BRICS also began to discuss transnational security issues, such as drug trafficking; in 2016, for example, prior to the BRICS summit, the heads of the member countries' anti-narcotics agencies met to discuss and adopt best practices and form an anti-drug working group. This year, that group added the misuse of the dark web and other technologies as top concerns in drug smuggling. On key security threats, including terrorism, BRICS have kept communication channels open, with BRICS national security advisors having met on a regular basis since 2009.
Despite gloomy predictions, BRICS made good on its 2012 promise at the Delhi summit to create new financial institutions, establishing the New Development Bank (NDB) and the Contingent Reserve Arrangement (CRA) in 2014. The NDB is the first bank founded by developing countries.
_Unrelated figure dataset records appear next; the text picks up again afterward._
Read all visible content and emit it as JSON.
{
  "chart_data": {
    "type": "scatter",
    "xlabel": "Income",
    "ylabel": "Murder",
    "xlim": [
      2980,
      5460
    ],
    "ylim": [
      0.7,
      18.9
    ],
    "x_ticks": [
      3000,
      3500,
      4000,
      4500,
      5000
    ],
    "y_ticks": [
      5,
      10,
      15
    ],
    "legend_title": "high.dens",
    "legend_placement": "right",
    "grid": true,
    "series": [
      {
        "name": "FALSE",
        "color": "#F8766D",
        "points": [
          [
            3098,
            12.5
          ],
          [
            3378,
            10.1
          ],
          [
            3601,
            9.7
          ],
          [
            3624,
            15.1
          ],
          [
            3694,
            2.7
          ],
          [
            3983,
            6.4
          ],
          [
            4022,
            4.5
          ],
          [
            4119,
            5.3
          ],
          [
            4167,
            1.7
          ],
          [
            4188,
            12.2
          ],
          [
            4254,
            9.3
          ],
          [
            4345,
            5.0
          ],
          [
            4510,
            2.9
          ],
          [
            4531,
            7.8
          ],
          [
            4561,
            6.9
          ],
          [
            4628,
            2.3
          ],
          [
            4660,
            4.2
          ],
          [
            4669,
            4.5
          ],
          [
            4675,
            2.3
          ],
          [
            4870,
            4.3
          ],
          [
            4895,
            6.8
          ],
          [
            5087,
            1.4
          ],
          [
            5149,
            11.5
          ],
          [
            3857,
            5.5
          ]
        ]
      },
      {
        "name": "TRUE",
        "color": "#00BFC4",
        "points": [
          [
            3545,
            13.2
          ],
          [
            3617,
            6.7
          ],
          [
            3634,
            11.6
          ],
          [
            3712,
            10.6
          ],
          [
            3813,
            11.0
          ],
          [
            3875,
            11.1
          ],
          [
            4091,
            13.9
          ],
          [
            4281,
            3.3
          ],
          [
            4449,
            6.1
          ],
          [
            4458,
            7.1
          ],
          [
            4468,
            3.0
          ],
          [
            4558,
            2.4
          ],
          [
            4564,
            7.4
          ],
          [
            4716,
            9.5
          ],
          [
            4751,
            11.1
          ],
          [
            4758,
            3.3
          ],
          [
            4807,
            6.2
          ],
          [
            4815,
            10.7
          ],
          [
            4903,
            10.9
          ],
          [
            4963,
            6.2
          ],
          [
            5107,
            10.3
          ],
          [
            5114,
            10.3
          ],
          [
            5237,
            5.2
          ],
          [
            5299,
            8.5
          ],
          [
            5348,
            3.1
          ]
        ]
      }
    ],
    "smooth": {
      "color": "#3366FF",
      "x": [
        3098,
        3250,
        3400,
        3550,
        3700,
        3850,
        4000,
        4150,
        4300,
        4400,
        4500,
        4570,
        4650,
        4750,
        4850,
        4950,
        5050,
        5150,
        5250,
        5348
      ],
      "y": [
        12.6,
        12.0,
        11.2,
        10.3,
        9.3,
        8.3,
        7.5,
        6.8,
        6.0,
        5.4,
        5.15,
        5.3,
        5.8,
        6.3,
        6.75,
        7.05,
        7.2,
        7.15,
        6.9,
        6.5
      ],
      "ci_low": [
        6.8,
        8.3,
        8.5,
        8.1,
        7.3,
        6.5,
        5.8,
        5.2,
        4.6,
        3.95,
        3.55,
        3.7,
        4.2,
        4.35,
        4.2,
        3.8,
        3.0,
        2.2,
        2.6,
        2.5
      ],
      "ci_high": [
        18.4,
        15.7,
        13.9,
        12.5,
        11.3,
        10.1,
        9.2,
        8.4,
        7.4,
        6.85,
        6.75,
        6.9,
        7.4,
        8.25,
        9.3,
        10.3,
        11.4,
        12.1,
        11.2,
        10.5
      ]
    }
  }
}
Although recent, it has been able to establish partnerships with other development banks, such as the Asian Infrastructure Investment Bank and the World Bank, and is attempting to innovate by marketing itself as more attractive to developing countries than Western banks.
For example, the NDB offers policies like lending in local currency, which protects the borrowing country from the stronger U.S. dollar, and allows borrowing countries to set the standards for environmental and social compliance rather than having such standards imposed on them. The CRA, with capital of more than $100 billion, is meant to help members withstand any short-term balance-of-payment pressures.
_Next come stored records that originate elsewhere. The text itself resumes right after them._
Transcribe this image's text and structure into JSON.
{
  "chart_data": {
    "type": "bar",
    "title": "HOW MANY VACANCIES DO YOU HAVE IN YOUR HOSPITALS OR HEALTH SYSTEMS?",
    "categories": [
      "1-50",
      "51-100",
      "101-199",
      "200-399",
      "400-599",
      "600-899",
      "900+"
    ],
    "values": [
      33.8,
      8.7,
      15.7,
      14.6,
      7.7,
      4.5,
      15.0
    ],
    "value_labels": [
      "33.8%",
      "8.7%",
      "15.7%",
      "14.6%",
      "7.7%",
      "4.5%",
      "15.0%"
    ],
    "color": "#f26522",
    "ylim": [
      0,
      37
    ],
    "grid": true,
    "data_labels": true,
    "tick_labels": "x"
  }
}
This is not to say BRICS is infallible—particularly given border tension escalations between China and India and those two countries' disagreements on the Belt and Road Initiative in South Asia.
Despite this, BRICS is likely to continue and flourish precisely because of broader geopolitical dynamics. The United States' strategy with respect to containing China has focused on security, whether through the Quadrilateral Security Dialogue, NATO, or the now so-called AUKUS deal. But China is focused on a long-term economics game through infrastructure, investment, and building
close networks with political elites in many developing countries (by providing, for example, professional training in different vocations as well as scholarships to students).
The BRICS agenda lines up with this strategy, and its members are unlikely to push back. As of this year, China has overtaken the United States as India's number one trading partner. Although India does not want a China-dominated order, it also does not want to openly ally with the United States against China. Russia has an excellent relationship with India and has grown closer to China. Brazil and South Africa have little to gain economically or politically by turning away from BRICS.
Nor is BRICS doomed by a mere dint to China's status as the dominant country any more than NATO is by the United States as the dominant country. For BRICS to lose significance, the United States would have to offer those members most suspicious of China—India and Brazil—attractive multilateral arrangements that would give them weight and due importance in global governance. Outside of this, there is little motivation for BRICS members to downgrade their commitments.
If U.S. President Joe Biden wants the United States to lead the
liberal international order again and stymie China's rise, he would do well to remember that international order is not a
monolithic entity but comprises different groupings of power that jockey for influence.
BRICS is one such grouping whose individual members carry far more significant weight in international politics than, say, many who have joined China's Belt and Road Initiative. And it offers members who are wary of a rising China the ability to keep an alternative path for cooperation with Beijing open. As such, the United States would be wise to pay closer attention to BRICS's trajectory.